THE ALBUM OF DR. MOREAU by Daryl Gregory

The Album of Dr. Moreau
By Daryl Gregory
Tor.com — May 2021
ISBN: 9781947879331
— Paperback — 176 pp.


Have you long been searching for a short science fiction / murder mystery read, packed with humor and meta winks, featuring a Boy Band of eccentric, genetically-engineered, human-animal hybrids?

No?

Well, you should be now. Immediately.

It may surprise you, but I hadn’t either. Boy Bands were never my thing, and my musical tastes are not now – nor have they ever been – particularly mainstream. I also have never read The Island of Dr. Moreau. I watched the movie with Marlon Brando and Val Kilmer back at its release, but don’t really remember any details of it. Or I’ve blocked them out. I know the gist of the story though, and could sing you Oingo Boingo’s “No Spill Blood”. That’s about it.

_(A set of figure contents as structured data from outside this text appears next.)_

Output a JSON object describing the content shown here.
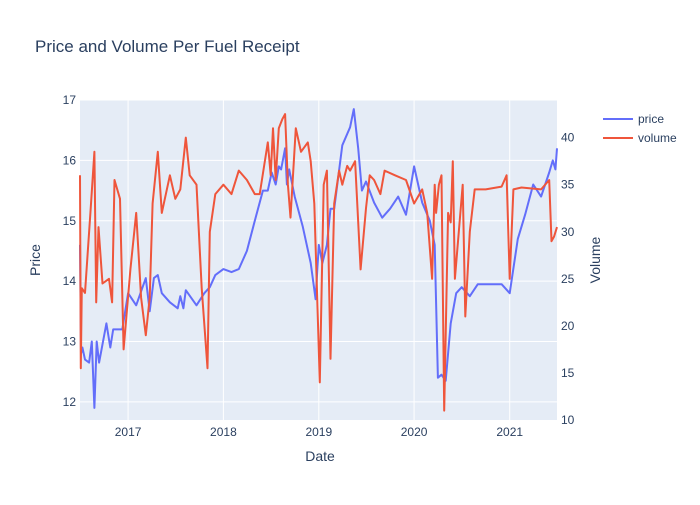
{
  "chart_data": {
    "type": "line",
    "title": "Price and Volume Per Fuel Receipt",
    "xlabel": "Date",
    "ylabel": "Price",
    "y2label": "Volume",
    "x_range": [
      "2016-07-01",
      "2021-07-01"
    ],
    "y_range": [
      11.7,
      17.0
    ],
    "y2_range": [
      10.0,
      44.0
    ],
    "x_ticks": [
      "2017-01-01",
      "2018-01-01",
      "2019-01-01",
      "2020-01-01",
      "2021-01-01"
    ],
    "x_tick_labels": [
      "2017",
      "2018",
      "2019",
      "2020",
      "2021"
    ],
    "y_ticks": [
      12,
      13,
      14,
      15,
      16,
      17
    ],
    "y2_ticks": [
      10,
      15,
      20,
      25,
      30,
      35,
      40
    ],
    "grid": true,
    "legend_position": "top-right",
    "series": [
      {
        "name": "price",
        "axis": "y",
        "color": "#636efa",
        "points": [
          [
            "2016-07-01",
            14.6
          ],
          [
            "2016-07-05",
            12.8
          ],
          [
            "2016-07-10",
            12.9
          ],
          [
            "2016-07-20",
            12.7
          ],
          [
            "2016-08-05",
            12.65
          ],
          [
            "2016-08-15",
            13.0
          ],
          [
            "2016-08-25",
            11.9
          ],
          [
            "2016-09-03",
            13.0
          ],
          [
            "2016-09-12",
            12.65
          ],
          [
            "2016-10-10",
            13.3
          ],
          [
            "2016-10-25",
            12.9
          ],
          [
            "2016-11-05",
            13.2
          ],
          [
            "2016-12-10",
            13.2
          ],
          [
            "2017-01-01",
            13.8
          ],
          [
            "2017-02-01",
            13.6
          ],
          [
            "2017-03-10",
            14.05
          ],
          [
            "2017-03-25",
            13.5
          ],
          [
            "2017-04-10",
            14.05
          ],
          [
            "2017-04-25",
            14.1
          ],
          [
            "2017-05-10",
            13.8
          ],
          [
            "2017-06-10",
            13.65
          ],
          [
            "2017-07-10",
            13.55
          ],
          [
            "2017-07-20",
            13.75
          ],
          [
            "2017-08-01",
            13.55
          ],
          [
            "2017-08-10",
            13.85
          ],
          [
            "2017-09-20",
            13.6
          ],
          [
            "2017-10-20",
            13.8
          ],
          [
            "2017-11-10",
            13.9
          ],
          [
            "2017-12-01",
            14.1
          ],
          [
            "2018-01-01",
            14.2
          ],
          [
            "2018-02-01",
            14.15
          ],
          [
            "2018-03-01",
            14.2
          ],
          [
            "2018-04-01",
            14.5
          ],
          [
            "2018-05-01",
            15.0
          ],
          [
            "2018-06-01",
            15.5
          ],
          [
            "2018-06-20",
            15.5
          ],
          [
            "2018-07-05",
            15.8
          ],
          [
            "2018-07-20",
            15.6
          ],
          [
            "2018-08-01",
            15.9
          ],
          [
            "2018-08-10",
            15.85
          ],
          [
            "2018-08-25",
            16.2
          ],
          [
            "2018-09-01",
            15.6
          ],
          [
            "2018-09-10",
            15.85
          ],
          [
            "2018-10-01",
            15.4
          ],
          [
            "2018-11-01",
            14.9
          ],
          [
            "2018-12-01",
            14.3
          ],
          [
            "2018-12-20",
            13.7
          ],
          [
            "2019-01-01",
            14.6
          ],
          [
            "2019-01-15",
            14.3
          ],
          [
            "2019-02-01",
            14.6
          ],
          [
            "2019-02-15",
            15.2
          ],
          [
            "2019-03-01",
            15.2
          ],
          [
            "2019-04-01",
            16.25
          ],
          [
            "2019-05-01",
            16.55
          ],
          [
            "2019-05-15",
            16.85
          ],
          [
            "2019-06-01",
            16.2
          ],
          [
            "2019-06-15",
            15.5
          ],
          [
            "2019-07-01",
            15.65
          ],
          [
            "2019-08-01",
            15.3
          ],
          [
            "2019-09-01",
            15.05
          ],
          [
            "2019-10-01",
            15.2
          ],
          [
            "2019-11-01",
            15.4
          ],
          [
            "2019-12-01",
            15.1
          ],
          [
            "2020-01-01",
            15.9
          ],
          [
            "2020-02-01",
            15.3
          ],
          [
            "2020-03-01",
            15.0
          ],
          [
            "2020-03-20",
            14.6
          ],
          [
            "2020-04-01",
            12.4
          ],
          [
            "2020-04-15",
            12.45
          ],
          [
            "2020-05-01",
            12.35
          ],
          [
            "2020-05-20",
            13.3
          ],
          [
            "2020-06-10",
            13.8
          ],
          [
            "2020-07-01",
            13.9
          ],
          [
            "2020-08-01",
            13.75
          ],
          [
            "2020-09-01",
            13.95
          ],
          [
            "2020-10-01",
            13.95
          ],
          [
            "2020-11-01",
            13.95
          ],
          [
            "2020-12-01",
            13.95
          ],
          [
            "2021-01-01",
            13.8
          ],
          [
            "2021-02-01",
            14.7
          ],
          [
            "2021-03-01",
            15.1
          ],
          [
            "2021-04-01",
            15.6
          ],
          [
            "2021-05-01",
            15.4
          ],
          [
            "2021-06-01",
            15.8
          ],
          [
            "2021-06-15",
            16.0
          ],
          [
            "2021-06-25",
            15.85
          ],
          [
            "2021-07-01",
            16.2
          ]
        ]
      },
      {
        "name": "volume",
        "axis": "y2",
        "color": "#ef553b",
        "points": [
          [
            "2016-07-01",
            36.0
          ],
          [
            "2016-07-04",
            15.5
          ],
          [
            "2016-07-08",
            24.0
          ],
          [
            "2016-07-20",
            23.5
          ],
          [
            "2016-08-10",
            32.0
          ],
          [
            "2016-08-25",
            38.5
          ],
          [
            "2016-09-01",
            22.5
          ],
          [
            "2016-09-10",
            30.5
          ],
          [
            "2016-09-25",
            24.5
          ],
          [
            "2016-10-20",
            25.0
          ],
          [
            "2016-11-01",
            22.5
          ],
          [
            "2016-11-10",
            35.5
          ],
          [
            "2016-12-01",
            33.5
          ],
          [
            "2016-12-15",
            17.5
          ],
          [
            "2017-01-10",
            26.0
          ],
          [
            "2017-02-01",
            32.0
          ],
          [
            "2017-02-20",
            23.0
          ],
          [
            "2017-03-10",
            19.0
          ],
          [
            "2017-03-25",
            23.0
          ],
          [
            "2017-04-05",
            33.0
          ],
          [
            "2017-04-25",
            38.5
          ],
          [
            "2017-05-10",
            32.0
          ],
          [
            "2017-06-10",
            36.0
          ],
          [
            "2017-07-01",
            33.5
          ],
          [
            "2017-07-20",
            34.5
          ],
          [
            "2017-08-10",
            40.0
          ],
          [
            "2017-08-25",
            36.0
          ],
          [
            "2017-09-20",
            35.0
          ],
          [
            "2017-10-10",
            24.0
          ],
          [
            "2017-11-01",
            15.5
          ],
          [
            "2017-11-10",
            30.0
          ],
          [
            "2017-12-01",
            34.0
          ],
          [
            "2018-01-01",
            35.0
          ],
          [
            "2018-02-01",
            34.0
          ],
          [
            "2018-03-01",
            36.5
          ],
          [
            "2018-04-01",
            35.5
          ],
          [
            "2018-05-01",
            34.0
          ],
          [
            "2018-05-20",
            34.0
          ],
          [
            "2018-06-20",
            39.5
          ],
          [
            "2018-07-01",
            36.0
          ],
          [
            "2018-07-10",
            41.0
          ],
          [
            "2018-07-20",
            35.5
          ],
          [
            "2018-08-01",
            41.0
          ],
          [
            "2018-08-15",
            42.0
          ],
          [
            "2018-08-25",
            42.5
          ],
          [
            "2018-09-05",
            35.0
          ],
          [
            "2018-09-15",
            31.5
          ],
          [
            "2018-10-05",
            41.0
          ],
          [
            "2018-10-25",
            38.5
          ],
          [
            "2018-11-20",
            39.5
          ],
          [
            "2018-12-01",
            37.5
          ],
          [
            "2018-12-15",
            33.0
          ],
          [
            "2019-01-05",
            14.0
          ],
          [
            "2019-01-20",
            35.0
          ],
          [
            "2019-02-01",
            36.5
          ],
          [
            "2019-02-15",
            16.5
          ],
          [
            "2019-03-01",
            33.0
          ],
          [
            "2019-03-20",
            36.5
          ],
          [
            "2019-04-01",
            35.0
          ],
          [
            "2019-04-20",
            37.0
          ],
          [
            "2019-05-01",
            36.5
          ],
          [
            "2019-05-20",
            37.5
          ],
          [
            "2019-06-10",
            26.0
          ],
          [
            "2019-07-01",
            32.5
          ],
          [
            "2019-07-15",
            36.0
          ],
          [
            "2019-08-01",
            35.5
          ],
          [
            "2019-08-25",
            34.0
          ],
          [
            "2019-09-10",
            36.5
          ],
          [
            "2019-10-20",
            36.0
          ],
          [
            "2019-12-01",
            35.5
          ],
          [
            "2020-01-01",
            33.0
          ],
          [
            "2020-02-01",
            34.5
          ],
          [
            "2020-02-20",
            32.0
          ],
          [
            "2020-03-10",
            25.0
          ],
          [
            "2020-03-20",
            35.0
          ],
          [
            "2020-03-25",
            32.0
          ],
          [
            "2020-04-05",
            35.0
          ],
          [
            "2020-04-15",
            36.0
          ],
          [
            "2020-04-25",
            11.0
          ],
          [
            "2020-05-10",
            32.0
          ],
          [
            "2020-05-20",
            31.0
          ],
          [
            "2020-05-28",
            37.5
          ],
          [
            "2020-06-05",
            25.0
          ],
          [
            "2020-06-20",
            30.0
          ],
          [
            "2020-07-05",
            35.0
          ],
          [
            "2020-07-15",
            21.0
          ],
          [
            "2020-08-01",
            30.0
          ],
          [
            "2020-08-20",
            34.5
          ],
          [
            "2020-10-01",
            34.5
          ],
          [
            "2020-12-01",
            34.8
          ],
          [
            "2020-12-20",
            36.0
          ],
          [
            "2021-01-01",
            25.0
          ],
          [
            "2021-01-15",
            34.5
          ],
          [
            "2021-02-15",
            34.7
          ],
          [
            "2021-05-01",
            34.5
          ],
          [
            "2021-06-01",
            35.5
          ],
          [
            "2021-06-10",
            29.0
          ],
          [
            "2021-06-20",
            29.5
          ],
          [
            "2021-07-01",
            30.5
          ]
        ]
      }
    ]
  }
}
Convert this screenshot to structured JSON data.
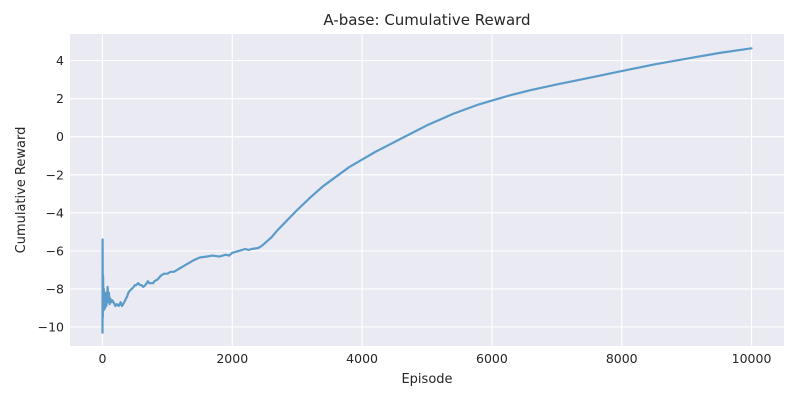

I am a fan of murder mysteries though. And science fiction. And I think I’ve enjoyed, if not loved, all the short fiction by Daryl Gregory that I’ve read over the years in magazines. So, though I was never looking for this book, and the premise didn’t sound that tempting, I gave it a try. I am so thankful that I did.

Gregory succeeds phenomenally well here with the mashup of classic mystery and classic science fiction riffs, tying it all together with a tongue-in-cheek, light-hearted noir tone (oxymoron intended) that pulls readers in to simply enjoy the ride. He play with every element, even the murder mystery one by breaking all five of T.S. Eliot’s rules for effective, proper detective fiction.

So, I should summarize the plot a bit before rambling on…

Las Vegas Detective Luce Delgado has the difficult task of solving the murder of Dr. M, the producer behind 2001’s hottest boy band, the WyldBoyZ. The five genetically-engineered members of this vocal group are Delgado’s prime suspects. She begins to interview each of them: Bobby the ocelot (the ‘cute’ one), Matt the megabat (the ‘funny’ one), Tim the pangolin (the ‘shy’ one), Devin the bonobo (the ‘romantic’ one), and Tusk the elephant (the ‘smart’ one). Through the band members and others involved in their entourage, Delgado (and the reader) learn of the egos, talents, foibles, fractures, and traumas that underlie the band’s history and success.

Gregory brings the characters alive, absurd as they are, to make the reader actually invested in them each, as if one were fans of the band. He makes the mystery plot engaging, paced perfectly to allow the reader to get to know all the suspects, revealing bits that can lead the reader to figure some likelihoods out, but still nailing the eventual culprit reveal. He pays homage to a classic, while also inventing the story in a fun, interesting way.

Through that all, Gregory lets his love of music shine, crafting a story that is equally faux documentary of a band’s history and personalities, like a literary This Is Spın̈al Tap. The humor is on-point, but never gets silly or infantile. It becomes grounded in the serious nature of the psychologies of the band members.

The critique of celebrity and themes surrounding the cost of fame, and the humanization of idols, is nothing new to The Album of Dr. Moreau. but mix that with the the themes of H.G. Wells novel in a murder mystery framework, and all the familiar elements that make up this novel remix into a glorious new beat and key of pure entertainment and fun. I’m not sure if these characters (or the universe) would work in a series that mashed up with additional science fiction classics. But I think it should be investigated. At the least, more stories in this style would be very welcome.